どういうつもりの発言なのか意図が汲めないままのカッコいい顔で、アンリは更に言いつのった。
「ふたりが争うことを俺は望んではいない。どうか仲良くしてほしい」
 はっ!? なに? なんでいいこと言ったみたいな顔してるの!? 顔でカバーできると思ってる?

 コイツ殴りたいコイツ殴りたいコイツ殴りたいコイツ殴りたい。
 落ち着くのよ、イザベル。アンガーコントロールよ、怒りの衝動は六秒でおさまるわ。いーち、にー、さーん、しー…………。

 六秒数えている間にアンリは手綱を操って厩舎の方向へと戻っていった。こっちに丸投げしといて颯爽と去るな。これだから顔のいい男は。
 その場にいた子弟たちも再びばらけて散開し、冷静になったときにはギーズ公爵令嬢だけが心配そうにわたくしを見ていた。
「殿下もひどいですわ、イザベル様は今日は何もされてないのに」
 ええ、ほんと。今日は。

 だって、乗馬にトラウマがあるわたくしが、いくら敵が憎かろうと事故を起こさせるはずがない。〈ライザ〉の初恋の男の子は、落馬事故で死んでしまったのだから。何度生まれ変わっても、わたくしはそれを忘れない。

 まあ、別に誤解されるのは痛くも痒くもないわ。労せずして罪状が増えただけだし。
「まさかボリュー伯爵令嬢のお芝居だなんてことは」
「それはないわ」
 ギーズ公爵令嬢の懸念をわたくしは即座に否定した。
「シルヴィーにそんな度胸はないわ。素直なだけが取り柄なのだから」
 素直だから殿方の浮ついた台詞を真に受けるし、そして付け上がる。
 でも素直さというのは才能でもある。疑うより信じることのほうが難しいように。信じる者は救われるのと同じく、素直な子は誰からも愛される。

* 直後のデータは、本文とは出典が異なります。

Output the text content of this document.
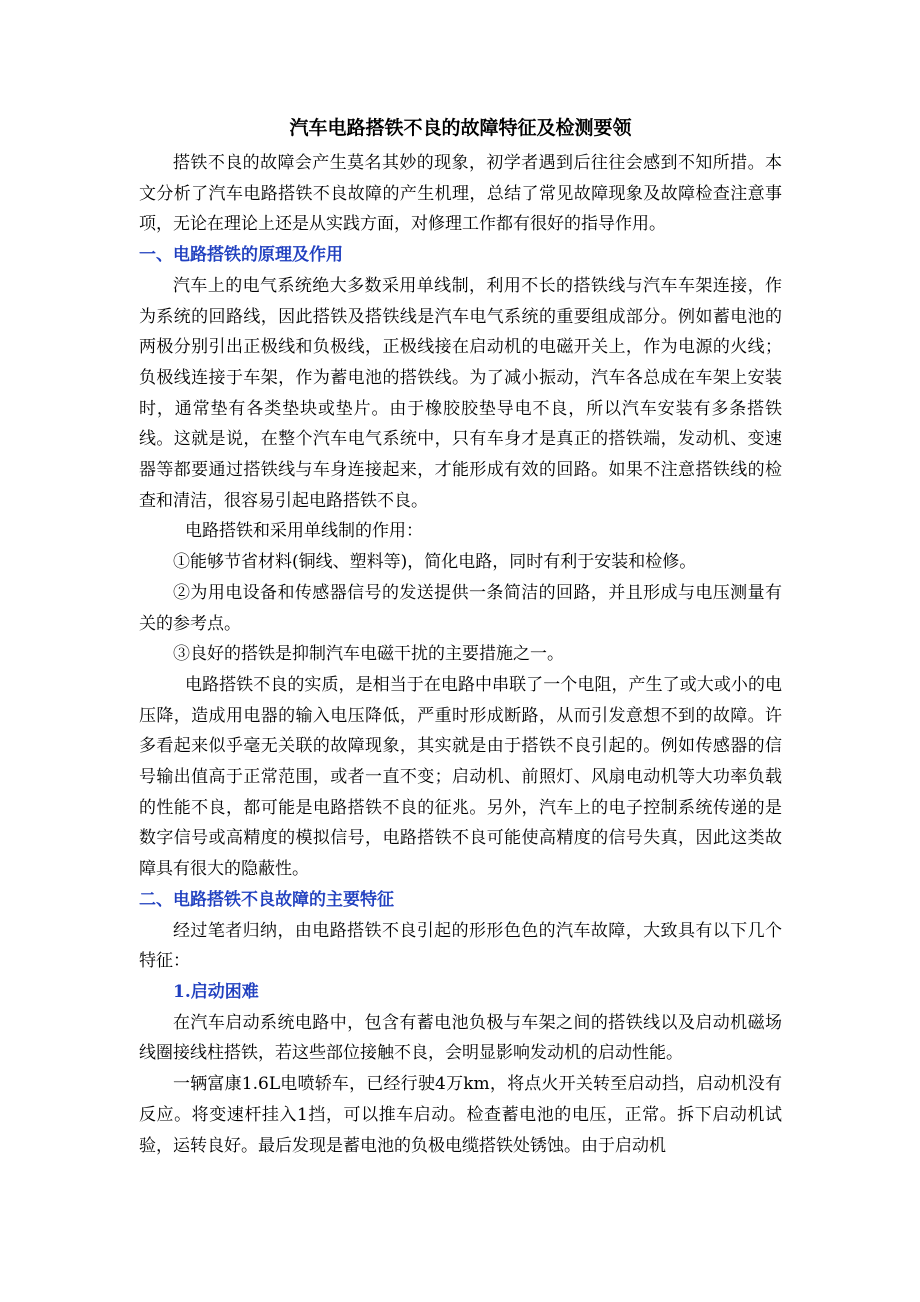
汽车电路搭铁不良的故障特征及检测要领

搭铁不良的故障会产生莫名其妙的现象，初学者遇到后往往会感到不知所措。本文分析了汽车电路搭铁不良故障的产生机理，总结了常见故障现象及故障检查注意事项，无论在理论上还是从实践方面，对修理工作都有很好的指导作用。

一、电路搭铁的原理及作用

汽车上的电气系统绝大多数采用单线制，利用不长的搭铁线与汽车车架连接，作为系统的回路线，因此搭铁及搭铁线是汽车电气系统的重要组成部分。例如蓄电池的两极分别引出正极线和负极线，正极线接在启动机的电磁开关上，作为电源的火线；负极线连接于车架，作为蓄电池的搭铁线。为了减小振动，汽车各总成在车架上安装时，通常垫有各类垫块或垫片。由于橡胶胶垫导电不良，所以汽车安装有多条搭铁线。这就是说，在整个汽车电气系统中，只有车身才是真正的搭铁端，发动机、变速器等都要通过搭铁线与车身连接起来，才能形成有效的回路。如果不注意搭铁线的检查和清洁，很容易引起电路搭铁不良。

电路搭铁和采用单线制的作用：

①能够节省材料(铜线、塑料等)，简化电路，同时有利于安装和检修。

②为用电设备和传感器信号的发送提供一条简洁的回路，并且形成与电压测量有关的参考点。

③良好的搭铁是抑制汽车电磁干扰的主要措施之一。

电路搭铁不良的实质，是相当于在电路中串联了一个电阻，产生了或大或小的电压降，造成用电器的输入电压降低，严重时形成断路，从而引发意想不到的故障。许多看起来似乎毫无关联的故障现象，其实就是由于搭铁不良引起的。例如传感器的信号输出值高于正常范围，或者一直不变；启动机、前照灯、风扇电动机等大功率负载的性能不良，都可能是电路搭铁不良的征兆。另外，汽车上的电子控制系统传递的是数字信号或高精度的模拟信号，电路搭铁不良可能使高精度的信号失真，因此这类故障具有很大的隐蔽性。

二、电路搭铁不良故障的主要特征

经过笔者归纳，由电路搭铁不良引起的形形色色的汽车故障，大致具有以下几个特征：

1.启动困难

在汽车启动系统电路中，包含有蓄电池负极与车架之间的搭铁线以及启动机磁场线圈接线柱搭铁，若这些部位接触不良，会明显影响发动机的启动性能。

一辆富康1.6L电喷轿车，已经行驶4万km，将点火开关转至启动挡，启动机没有反应。将变速杆挂入1挡，可以推车启动。检查蓄电池的电压，正常。拆下启动机试验，运转良好。最后发现是蓄电池的负极电缆搭铁处锈蚀。由于启动机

 シルヴィーの馬の暴走は、うっかり馬腹を蹴ってしまったという乗馬あるあるだろう。それなのにわたくしの関与を疑うだなんてアンリは目に分厚い鱗を張り付けてしまっているのに違いない。
 ああ、それにしてもアンリ。やるじゃない。わたくしのハートに火をつけるだなんて。ふふふ、ふふふふふ。

 予想外の喜びに肩を震わせるわたくしとは違い、ギーズ公爵令嬢はどうやら真逆の感想を抱いたようだった。
「殿下もアルベール様と同じなのですね」
 それはそう。王族だからってみんなが君子なわけではない。わたくしが渡り歩いてきた物語ではお話の展開上残念な王族のほうが多いくらいだ。
「殿方はみんな素直でか弱い女性をお好みなのでしょうね」
 弱い女を守ることで男らしさをアピールしたい男と、守られることで愛されていると自分の価値を確認したい女と、需要がかみ合ってしまうのはなんともいえないわね。